Both models operate on the same grid, so there are no problems with exchanging fluxes between them. In this paper, however, we focus only on the biological part of the 3D model. The 3D ecosystem model is based on the 1D biological model of Dzierzbicka-Głowacka (2005, 2006). In this model, phytoplankton is represented click here by one state
variable, and the model formulations are based on the simple total inorganic nitrogen (NO3 + NO2 + NH4) cycle. Initially, this nutrient serves to trigger the phytoplankton bloom but later to limit phytoplankton production. The set of CEMBSv1 equations with the biogeochemical processes and parameter values are given in Appendix A and Table 1. The model is conceived for a typical shallow sea, the mixed layer being replenished with nutrients from the bottom. The water column dynamics is implemented
in a three-dimensional frame, where phytoplankton and nutrient (nitrogen) are transported by advection and diffusion. The physical framework, including all the necessary forcing, is presented in Figure 2. The biological model incorporates formulations for the primary production and remineralization mechanisms in the mixed layer, in the lower layer and at the bottom. Primary producers are transported, die and are consumed by zooplankton (mesozooplankton). The grazed phytoplankton is divided into three parts: one contributes to zooplankton growth, another is deposited as faecal pellets, and the third is excreted by zooplankton as dissolved metabolites; thus, it replenishes the nutrient pool. A proportion of the material contributing to growth is assumed to be lost immediately – this represents
dying zooplankton. Proportions of PI3K inhibitor both STK38 faecal and excreted material are immediately regenerated (Radach & Moll 1993, Dzierzbicka-Głowacka 2005).
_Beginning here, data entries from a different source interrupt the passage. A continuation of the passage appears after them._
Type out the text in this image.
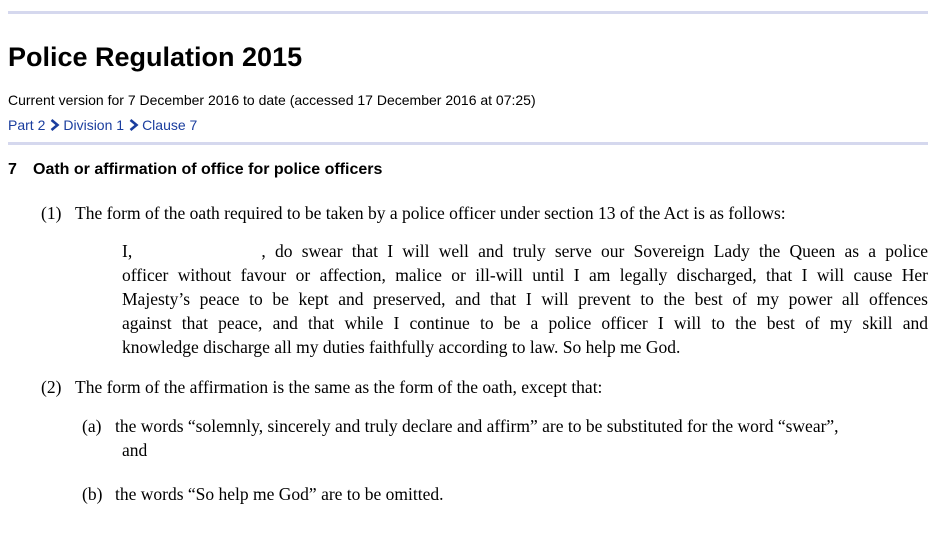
Police Regulation 2015
Current version for 7 December 2016 to date (accessed 17 December 2016 at 07:25)
Part 2 Division 1 Clause 7
7 Oath or affirmation of office for police officers
(1) The form of the oath required to be taken by a police officer under section 13 of the Act is as follows:
I,              , do swear that I will well and truly serve our Sovereign Lady the Queen as a police
officer without favour or affection, malice or ill-will until I am legally discharged, that I will cause Her
Majesty’s peace to be kept and preserved, and that I will prevent to the best of my power all offences
against that peace, and that while I continue to be a police officer I will to the best of my skill and
knowledge discharge all my duties faithfully according to law. So help me God.
(2) The form of the affirmation is the same as the form of the oath, except that:
(a) the words “solemnly, sincerely and truly declare and affirm” are to be substituted for the word “swear”,
and
(b) the words “So help me God” are to be omitted.
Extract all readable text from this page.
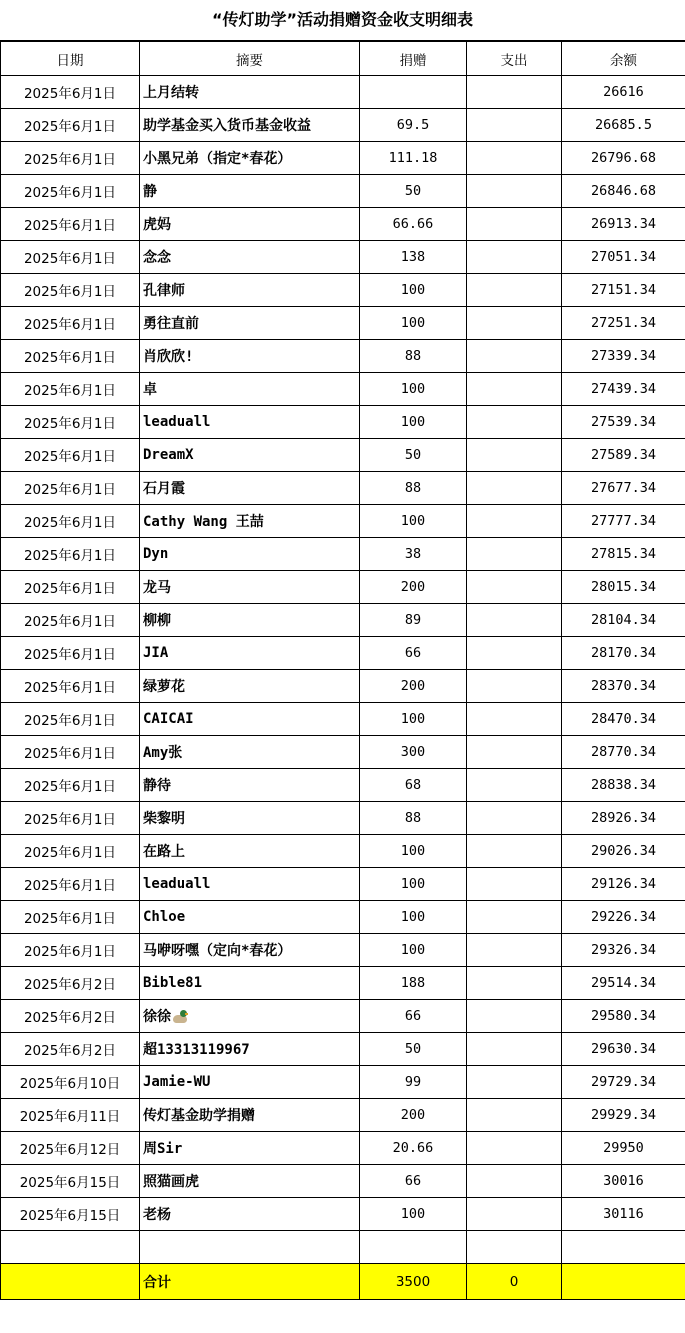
“传灯助学”活动捐赠资金收支明细表
日期	摘要	捐赠	支出	余额
2025年6月1日	上月结转			26616
2025年6月1日	助学基金买入货币基金收益	69.5		26685.5
2025年6月1日	小黑兄弟（指定*春花）	111.18		26796.68
2025年6月1日	静	50		26846.68
2025年6月1日	虎妈	66.66		26913.34
2025年6月1日	念念	138		27051.34
2025年6月1日	孔律师	100		27151.34
2025年6月1日	勇往直前	100		27251.34
2025年6月1日	肖欣欣!	88		27339.34
2025年6月1日	卓	100		27439.34
2025年6月1日	leaduall	100		27539.34
2025年6月1日	DreamX	50		27589.34
2025年6月1日	石月霞	88		27677.34
2025年6月1日	Cathy Wang 王喆	100		27777.34
2025年6月1日	Dyn	38		27815.34
2025年6月1日	龙马	200		28015.34
2025年6月1日	柳柳	89		28104.34
2025年6月1日	JIA	66		28170.34
2025年6月1日	绿萝花	200		28370.34
2025年6月1日	CAICAI	100		28470.34
2025年6月1日	Amy张	300		28770.34
2025年6月1日	静待	68		28838.34
2025年6月1日	柴黎明	88		28926.34
2025年6月1日	在路上	100		29026.34
2025年6月1日	leaduall	100		29126.34
2025年6月1日	Chloe	100		29226.34
2025年6月1日	马咿呀嘿（定向*春花）	100		29326.34
2025年6月2日	Bible81	188		29514.34
2025年6月2日	徐徐	66		29580.34
2025年6月2日	超13313119967	50		29630.34
2025年6月10日	Jamie-WU	99		29729.34
2025年6月11日	传灯基金助学捐赠	200		29929.34
2025年6月12日	周Sir	20.66		29950
2025年6月15日	照猫画虎	66		30016
2025年6月15日	老杨	100		30116

	合计	3500	0	
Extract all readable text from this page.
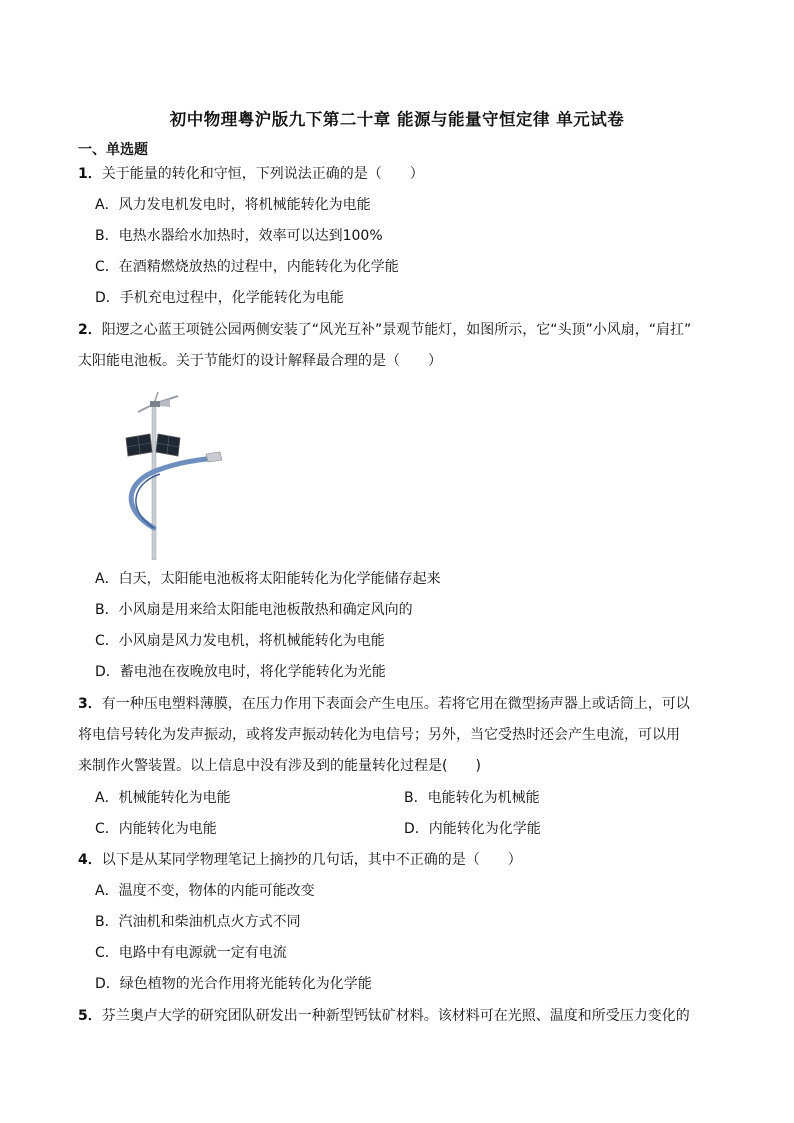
初中物理粤沪版九下第二十章 能源与能量守恒定律 单元试卷
一、单选题
1．关于能量的转化和守恒，下列说法正确的是（　　）
A．风力发电机发电时，将机械能转化为电能
B．电热水器给水加热时，效率可以达到100%
C．在酒精燃烧放热的过程中，内能转化为化学能
D．手机充电过程中，化学能转化为电能
2．阳逻之心蓝王项链公园两侧安装了“风光互补”景观节能灯，如图所示，它“头顶”小风扇，“肩扛”
太阳能电池板。关于节能灯的设计解释最合理的是（　　）
A．白天，太阳能电池板将太阳能转化为化学能储存起来
B．小风扇是用来给太阳能电池板散热和确定风向的
C．小风扇是风力发电机，将机械能转化为电能
D．蓄电池在夜晚放电时，将化学能转化为光能
3．有一种压电塑料薄膜，在压力作用下表面会产生电压。若将它用在微型扬声器上或话筒上，可以
将电信号转化为发声振动，或将发声振动转化为电信号；另外，当它受热时还会产生电流，可以用
来制作火警装置。以上信息中没有涉及到的能量转化过程是(　　)
A．机械能转化为电能	B．电能转化为机械能
C．内能转化为电能	D．内能转化为化学能
4．以下是从某同学物理笔记上摘抄的几句话，其中不正确的是（　　）
A．温度不变，物体的内能可能改变
B．汽油机和柴油机点火方式不同
C．电路中有电源就一定有电流
D．绿色植物的光合作用将光能转化为化学能
5．芬兰奥卢大学的研究团队研发出一种新型钙钛矿材料。该材料可在光照、温度和所受压力变化的
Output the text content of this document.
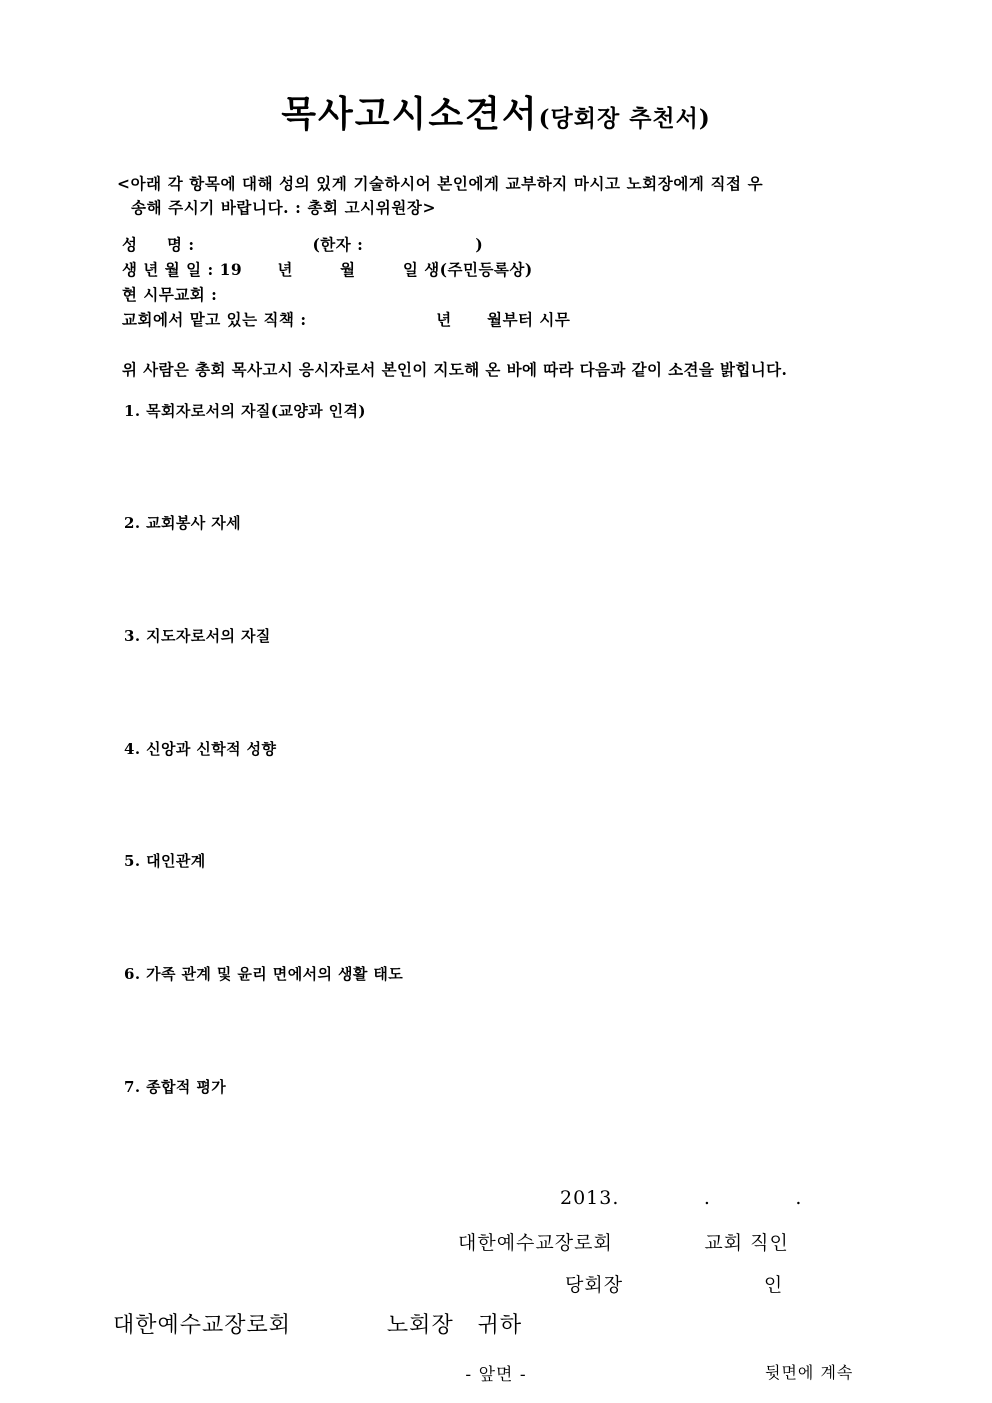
목사고시소견서(당회장 추천서)
<아래 각 항목에 대해 성의 있게 기술하시어 본인에게 교부하지 마시고 노회장에게 직접 우
송해 주시기 바랍니다. : 총회 고시위원장>
성     명 :                    (한자 :                   )
생 년 월 일 : 19      년        월        일 생(주민등록상)
현 시무교회 :
교회에서 맡고 있는 직책 :                      년      월부터 시무
위 사람은 총회 목사고시 응시자로서 본인이 지도해 온 바에 따라 다음과 같이 소견을 밝힙니다.
1. 목회자로서의 자질(교양과 인격)
2. 교회봉사 자세
3. 지도자로서의 자질
4. 신앙과 신학적 성향
5. 대인관계
6. 가족 관계 및 윤리 면에서의 생활 태도
7. 종합적 평가
2013.            .            .
대한예수교장로회             교회 직인
당회장                    인
대한예수교장로회            노회장   귀하
- 앞면 -	뒷면에 계속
Phytoplankton mortality is modelled in two ways: a) grazing by mesozooplankton, which form the bulk of the grazers in the Baltic Sea – here it is described by the mesozooplankton biomass; b) all other kinds of mortality, like cell lysis and grazing by zooplankton other than mesozooplankton, are assumed to be proportional to the phytoplankton standing stock, with a constant mortality rate, and therefore dynamically coupled to the phytoplankton dynamics. The assumed time scale for the sinking of faecal and dead material a few days old (Jickells et al. 1991) is much less than the time scale for benthic regeneration processes, which is from weeks to months (Billen et al. 1991). Therefore, most of the detrital material is deposited on the bottom, where it collects as a benthic pool. Only a small portion of detritus remains suspended in the water column (Postma & Rommets 1984), i.e. 20% of the remineralized dead phyto- and zooplankton and faecal material in the water column. The effect of the microbial food web (Azam et al. 1983) is parameterized by converting this portion of detrital material immediately into regenerated nutrients in the water column.